Add unbuffered `RawStdin`, `RawStdout`?

#1

A redditor just pointed out to me that Rust’s stdio primivites are buffering internally and there seem to be no way around it.

I have wrote some tools made to pass a lot of data through stdio, and now I see that they are not zero-copy, because I’ve overlooked Stdin. I’d like to correct that, but if I go with from_raw_fd, then I’m going to loose portability.

My questions:

  • Is anyone aware of crates that implement unbuffered io for Rust across all supported platforms.
  • Would it make sense add unbuffered RawStdin, RawStdout,… to stdlib?
1 Like

#2

You could implement your code in terms of BufRead::fill_buf but that might be cumbersome.

0 Likes

#3

There’s also from_raw_handle for Windows, at least.

In both cases, the new object assumes ownership and will close it when dropped – you can avoid that with into_raw_fd/into_raw_handle when you’re done. Maybe it would be ok to just wrap it in ManuallyDrop, but I’m not sure if that will leak anything else.

0 Likes

#4

winapi-util provides some limited facilities for dealing with this.

1 Like

#5

It seems to me that it would be fairly easy to just do it in stdlib. After all stdlib has to deal with all that anyway, and then Stdin is just a BufReader wrapped over RawStdin. I really don’t understant the rationale of not doing it like this in the first place. :confused:

0 Likes

#6

Sure, I think it’s reasonable to add to std. I was just presenting more on the current options.

0 Likes

#7

Because it’s less API surface area and there wasn’t anyone championing its addition. Buffered Stdin is the better default.

0 Likes

#8

I agree that it’s a better default, but it seems natural to me that a system programming language should have an ability to do unbuffered stdio without jumping through hoops. :slight_smile:

0 Likes

#9

I’d be curious to see examples of real-world programs impacted by this.

If a program does large reads (> 8 KB) then it bypasses the buffer already. If it does many small reads, then it should benefit from the buffering. So for most programs that read a large amount of data, the BufReader should be neutral or beneficial.

The worst case is a program that does a small read (< 8 KB) and then doesn’t read any more. But the total amount of data in this case is small, so the overhead of copying it one additional time is limited.

0 Likes

#10

I could also see a program wanting raw access for small reads+writes in an interactive program.

1 Like

#11

The way I think about: it’s more a matter of principles. System programming language should have an access to raw stdio. No need to debate why exactly: maybe someone is writing a plugin, where the plugin is a process with stdio file descriptors substituted with something and the reads and writes are actually important. Maybe someone needs to actually slow down their app by doing a lot of small reads on stdio, or something weird like this - who knows. If it was possible in C/C++ - it should be possible in Rust.

0 Likes

#12

Sure, I won’t argue against that. But if it’s only needed in unusual cases, then it seems like more of a candidate for a third-party library.

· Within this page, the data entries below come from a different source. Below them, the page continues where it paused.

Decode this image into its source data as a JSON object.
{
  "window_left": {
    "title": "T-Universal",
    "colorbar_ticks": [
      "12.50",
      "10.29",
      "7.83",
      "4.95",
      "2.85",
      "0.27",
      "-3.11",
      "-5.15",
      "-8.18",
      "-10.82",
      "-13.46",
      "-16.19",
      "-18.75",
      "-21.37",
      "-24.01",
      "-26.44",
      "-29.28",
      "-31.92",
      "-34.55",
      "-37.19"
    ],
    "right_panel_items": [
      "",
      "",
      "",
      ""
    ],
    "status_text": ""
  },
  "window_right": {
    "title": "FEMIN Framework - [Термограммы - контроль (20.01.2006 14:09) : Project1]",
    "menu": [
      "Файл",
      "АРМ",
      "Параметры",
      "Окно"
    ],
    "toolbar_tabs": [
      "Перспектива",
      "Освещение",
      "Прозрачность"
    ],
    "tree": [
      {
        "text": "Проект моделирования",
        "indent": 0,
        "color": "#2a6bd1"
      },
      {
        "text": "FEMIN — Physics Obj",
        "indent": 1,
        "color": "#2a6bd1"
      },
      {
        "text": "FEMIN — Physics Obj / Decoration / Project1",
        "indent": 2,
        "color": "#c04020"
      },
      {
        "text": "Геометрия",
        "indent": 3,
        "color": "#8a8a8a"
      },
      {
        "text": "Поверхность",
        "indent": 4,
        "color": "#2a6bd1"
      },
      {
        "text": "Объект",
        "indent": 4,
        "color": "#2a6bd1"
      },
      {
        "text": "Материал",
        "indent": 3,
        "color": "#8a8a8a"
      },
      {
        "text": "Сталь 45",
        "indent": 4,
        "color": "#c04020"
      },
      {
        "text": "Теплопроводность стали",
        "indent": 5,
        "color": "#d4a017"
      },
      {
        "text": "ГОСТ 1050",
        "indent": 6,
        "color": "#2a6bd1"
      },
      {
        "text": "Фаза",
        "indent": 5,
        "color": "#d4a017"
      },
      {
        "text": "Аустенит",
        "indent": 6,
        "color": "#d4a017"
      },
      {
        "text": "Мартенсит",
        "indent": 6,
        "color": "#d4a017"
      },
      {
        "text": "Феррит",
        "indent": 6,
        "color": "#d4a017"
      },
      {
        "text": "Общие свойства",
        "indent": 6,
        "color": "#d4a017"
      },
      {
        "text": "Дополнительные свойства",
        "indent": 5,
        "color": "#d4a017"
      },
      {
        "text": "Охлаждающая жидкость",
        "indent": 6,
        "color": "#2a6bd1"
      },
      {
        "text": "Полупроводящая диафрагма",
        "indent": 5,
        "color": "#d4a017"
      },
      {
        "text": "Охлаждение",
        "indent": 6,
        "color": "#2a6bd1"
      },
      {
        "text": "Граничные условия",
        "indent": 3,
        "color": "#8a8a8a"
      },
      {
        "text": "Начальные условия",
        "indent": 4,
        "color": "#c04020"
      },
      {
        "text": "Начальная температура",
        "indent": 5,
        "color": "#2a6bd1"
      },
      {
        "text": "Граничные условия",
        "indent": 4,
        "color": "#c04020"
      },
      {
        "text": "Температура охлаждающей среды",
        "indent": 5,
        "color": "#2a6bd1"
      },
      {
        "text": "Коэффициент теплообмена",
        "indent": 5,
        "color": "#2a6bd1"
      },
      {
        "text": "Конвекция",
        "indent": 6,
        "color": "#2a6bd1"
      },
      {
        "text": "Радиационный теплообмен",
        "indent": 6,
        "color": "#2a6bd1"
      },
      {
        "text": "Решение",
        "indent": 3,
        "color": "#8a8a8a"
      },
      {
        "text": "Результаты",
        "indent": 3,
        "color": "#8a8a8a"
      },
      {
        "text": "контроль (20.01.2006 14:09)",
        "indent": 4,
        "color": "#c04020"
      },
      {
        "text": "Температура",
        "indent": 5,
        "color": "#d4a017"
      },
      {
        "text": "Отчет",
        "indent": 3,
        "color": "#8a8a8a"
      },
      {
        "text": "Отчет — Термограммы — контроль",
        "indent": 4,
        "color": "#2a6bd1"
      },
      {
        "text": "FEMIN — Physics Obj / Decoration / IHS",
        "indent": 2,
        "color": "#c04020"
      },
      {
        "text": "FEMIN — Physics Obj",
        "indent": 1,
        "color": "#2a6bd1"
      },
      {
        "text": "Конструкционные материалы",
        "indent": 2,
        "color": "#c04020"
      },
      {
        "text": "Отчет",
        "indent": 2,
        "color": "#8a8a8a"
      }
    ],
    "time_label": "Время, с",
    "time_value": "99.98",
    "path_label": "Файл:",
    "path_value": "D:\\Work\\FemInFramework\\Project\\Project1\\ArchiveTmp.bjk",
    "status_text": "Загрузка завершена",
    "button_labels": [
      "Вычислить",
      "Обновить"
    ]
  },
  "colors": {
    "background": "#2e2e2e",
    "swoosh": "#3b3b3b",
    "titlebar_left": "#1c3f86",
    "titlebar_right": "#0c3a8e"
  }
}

If raw access were necessary for optimal performance in common use cases, that would be a stronger argument for inclusion in std.

Exposing StdinRaw in std may not be as simple as it seems. For example, what if some functions called by my program use std::io::stdin(), while others use raw access? Consider the following sequence of calls:

  1. Call function a() which reads from std::io::stdin().
  2. Call function b() which reads from a StdinRaw.
  3. Call function a() again.

This could cause input to be read out-of-order, since the second call to a() could read data that was buffered during the first call, before the data read by b().

Currently, libstd’s safe APIs for stdin and stdout all use global locks so users don’t need to worry about such things. Yes, unsafe or platform-specific code may have problems. But I’d worry about providing a safe API in libstd that makes it much easier to cause this type of bug.

2 Likes

#13

On a similar note, I was surprised when I found out that BufReader.lines() was allocating a new String for each iteration of the loop (I think that the String.split_*() methods have the same problem, but their docs are more opaque). This is the kind of thing that I would expect to be a zero cost abstraction in rust.

There are a bunch of crates which define Iter-like traits that avoid this problem, but they’re all PoC experiments with no intention of stabilization (search for push iterators or streaming iterators). The general consensus seems to be that we should wait for GAT to land, and make an Iter trait that is capable of optionally accepting a lifetime. I’m not completely convinced that this will be possible without breaking changes to Iter, but I’m happy to wait and see.

Since there are a lot of performance-interested people in this thread: do we think that there is appetite for a faster alternative to BufRead.lines() in the standard library, and what’s the best way to get it there?

(I can create a new thread for this if people prefer)

0 Likes